Others, it seems, handle the heat better than I do.
Happily, my neighbour had left me an early-morning surprise on my porch (I love our neighbours!) of her own rhubarb. Given the sweltering heat, my first thought was of rhubarb’s crisp, acidic flavour, and how refreshing it would be as a sort of spritzer type drink. I did briefly consider making myself more sweet-tart stewed rhubarb… but as the day’s temperature kept climbing, the cooling drink idea definitely won over.
Rhubarb syrup it was, then!
I love the girly pink colour of the syrup: such a surprise from the aloof, pale green stalks they start out as. I couldn’t just brew up a straight rhubarb syrup (do you even know me?) although I didn’t want to put so much other stuff in there that the rhubarb would be overshadowed.
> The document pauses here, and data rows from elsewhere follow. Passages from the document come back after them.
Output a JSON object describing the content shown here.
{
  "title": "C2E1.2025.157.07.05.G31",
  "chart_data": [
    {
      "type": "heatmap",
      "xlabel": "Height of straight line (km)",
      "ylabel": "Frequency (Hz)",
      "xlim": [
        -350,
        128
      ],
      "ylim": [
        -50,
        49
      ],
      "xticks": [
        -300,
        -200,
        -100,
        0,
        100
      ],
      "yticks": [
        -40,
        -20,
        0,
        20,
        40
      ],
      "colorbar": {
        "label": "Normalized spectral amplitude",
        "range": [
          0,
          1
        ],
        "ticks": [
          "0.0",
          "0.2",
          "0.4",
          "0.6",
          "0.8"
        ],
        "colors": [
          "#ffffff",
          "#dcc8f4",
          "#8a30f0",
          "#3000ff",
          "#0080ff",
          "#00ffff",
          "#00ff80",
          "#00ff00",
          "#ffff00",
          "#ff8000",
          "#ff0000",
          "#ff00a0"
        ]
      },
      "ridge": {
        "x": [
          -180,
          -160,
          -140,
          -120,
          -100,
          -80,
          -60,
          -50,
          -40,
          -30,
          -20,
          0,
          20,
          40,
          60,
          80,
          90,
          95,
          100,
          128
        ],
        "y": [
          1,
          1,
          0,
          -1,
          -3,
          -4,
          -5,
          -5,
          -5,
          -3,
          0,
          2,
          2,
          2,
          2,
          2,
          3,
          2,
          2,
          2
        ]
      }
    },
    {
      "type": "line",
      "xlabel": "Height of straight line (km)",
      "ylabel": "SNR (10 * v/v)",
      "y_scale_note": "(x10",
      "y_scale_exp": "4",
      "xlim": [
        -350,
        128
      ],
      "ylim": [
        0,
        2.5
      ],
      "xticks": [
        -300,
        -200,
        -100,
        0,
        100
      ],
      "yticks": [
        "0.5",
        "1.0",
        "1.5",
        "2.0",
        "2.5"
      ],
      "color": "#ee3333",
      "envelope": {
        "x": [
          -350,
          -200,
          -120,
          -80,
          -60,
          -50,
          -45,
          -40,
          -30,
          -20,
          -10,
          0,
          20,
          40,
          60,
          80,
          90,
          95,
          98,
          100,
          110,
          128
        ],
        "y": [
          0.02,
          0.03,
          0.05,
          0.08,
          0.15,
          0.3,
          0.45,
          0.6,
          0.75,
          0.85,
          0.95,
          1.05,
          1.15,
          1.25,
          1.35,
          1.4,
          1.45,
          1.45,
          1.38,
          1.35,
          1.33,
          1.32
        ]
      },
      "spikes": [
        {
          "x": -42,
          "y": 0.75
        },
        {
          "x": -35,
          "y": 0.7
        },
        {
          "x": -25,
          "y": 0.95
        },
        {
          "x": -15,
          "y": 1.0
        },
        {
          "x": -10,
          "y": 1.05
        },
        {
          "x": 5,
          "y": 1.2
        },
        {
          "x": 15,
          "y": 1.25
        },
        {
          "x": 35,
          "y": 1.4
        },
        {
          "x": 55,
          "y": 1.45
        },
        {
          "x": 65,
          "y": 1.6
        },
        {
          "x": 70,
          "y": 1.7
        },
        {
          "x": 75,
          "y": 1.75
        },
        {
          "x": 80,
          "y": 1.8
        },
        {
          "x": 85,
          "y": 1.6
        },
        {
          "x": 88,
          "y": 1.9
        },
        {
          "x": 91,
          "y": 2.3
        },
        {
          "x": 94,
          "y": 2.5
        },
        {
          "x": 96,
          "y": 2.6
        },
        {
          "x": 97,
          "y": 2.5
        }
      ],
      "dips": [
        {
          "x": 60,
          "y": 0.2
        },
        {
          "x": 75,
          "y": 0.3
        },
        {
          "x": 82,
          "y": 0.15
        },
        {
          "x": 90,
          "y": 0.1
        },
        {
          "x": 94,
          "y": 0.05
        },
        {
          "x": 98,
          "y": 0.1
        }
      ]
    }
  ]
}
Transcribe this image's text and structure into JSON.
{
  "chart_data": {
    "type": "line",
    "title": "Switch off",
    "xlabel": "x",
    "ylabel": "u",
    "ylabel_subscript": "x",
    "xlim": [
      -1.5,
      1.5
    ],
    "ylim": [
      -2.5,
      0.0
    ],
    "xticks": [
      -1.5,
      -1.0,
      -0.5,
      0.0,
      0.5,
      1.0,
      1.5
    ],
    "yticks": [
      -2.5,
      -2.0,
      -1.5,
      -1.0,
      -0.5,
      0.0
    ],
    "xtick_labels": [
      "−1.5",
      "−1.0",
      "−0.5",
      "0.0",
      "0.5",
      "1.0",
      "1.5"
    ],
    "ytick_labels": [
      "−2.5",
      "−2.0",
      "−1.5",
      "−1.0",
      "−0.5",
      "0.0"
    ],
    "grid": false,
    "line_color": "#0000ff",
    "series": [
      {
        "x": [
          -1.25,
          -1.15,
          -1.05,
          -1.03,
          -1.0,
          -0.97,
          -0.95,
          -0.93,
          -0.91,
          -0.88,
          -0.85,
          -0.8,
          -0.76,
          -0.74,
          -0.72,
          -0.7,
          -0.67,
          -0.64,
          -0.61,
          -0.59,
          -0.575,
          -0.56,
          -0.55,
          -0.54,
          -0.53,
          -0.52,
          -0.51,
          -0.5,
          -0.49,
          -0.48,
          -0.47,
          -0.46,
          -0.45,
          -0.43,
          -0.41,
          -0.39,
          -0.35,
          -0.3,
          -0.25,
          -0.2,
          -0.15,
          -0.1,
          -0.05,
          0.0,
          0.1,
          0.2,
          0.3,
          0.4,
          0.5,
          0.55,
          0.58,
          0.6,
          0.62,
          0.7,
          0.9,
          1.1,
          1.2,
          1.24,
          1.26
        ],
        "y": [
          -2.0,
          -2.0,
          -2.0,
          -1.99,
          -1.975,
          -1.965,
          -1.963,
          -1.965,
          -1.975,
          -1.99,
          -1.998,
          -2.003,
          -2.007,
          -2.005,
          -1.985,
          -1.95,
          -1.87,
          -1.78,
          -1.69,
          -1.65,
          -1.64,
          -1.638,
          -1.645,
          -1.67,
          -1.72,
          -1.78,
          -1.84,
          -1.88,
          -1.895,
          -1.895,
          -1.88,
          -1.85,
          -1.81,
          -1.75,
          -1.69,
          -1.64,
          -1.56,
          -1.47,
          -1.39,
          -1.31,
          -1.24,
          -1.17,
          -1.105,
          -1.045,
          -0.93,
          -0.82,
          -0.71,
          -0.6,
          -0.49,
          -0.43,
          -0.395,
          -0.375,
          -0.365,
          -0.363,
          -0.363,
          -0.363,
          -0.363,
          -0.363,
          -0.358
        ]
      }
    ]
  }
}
The end result of this experiment is a slightly tinglier, super-refreshing syrup. I’ve dubbed it my Rhubarb Mojito Syrup, although I have not yet tried making a mojito with it. Yet. Anyway, if you’re curious…
1 to 1 1/2 lbs rhubarb, trimmed, and cut into 1/2″ pieces
1 scant cup sugar (maybe more like a generous 3/4 cup)
1 loose handful of mint leaves *
About 1 inch of ginger, sliced
1 lime’s worth of juice
1 cup or so of water (optional)
Muddle about a third of the sugar with the mint leaves. Keep mashing until there are no chunks of leaves (or strain those out). I wanted the mint flavour to seep in with the rhubarb without overwhelming it. If you’re not as averse to the clean-up as I am, you could also do this part in the food processor. Stir minty sugar and remaining sugar into the rhubarb. Let it sit for about an hour in the fridge.
Pour rhubarb, sugar and liquid into a pot. Add ginger slices and lime juice, and bring to a boil, stirring occasionally. Do taste to adjust for sugar and lime. At this point, you can add water to try to coax extra flavour out of the bits, but it will mean that you’ll be about it longer boiling that water back off again. Eventually you want a slightly thickened syrup, which you can then strain into jars of your choice. Stir a little into some club soda (or rum and soda) and voila!
* Do you remember last year’s rogue mint? It’s back. En masse. I foresee a lot of mint-based cocktails going on this summer.
Lest you think that’s it’s been all idyllic preserving and kitty-centric construction around here, I should point out that some members of the household have been occupying themselves in decidedly naughtier ways of late.
Don’t let the confident tongue-loll fool you. He knows he did wrong.
No rhubarb mojitos for this culprit!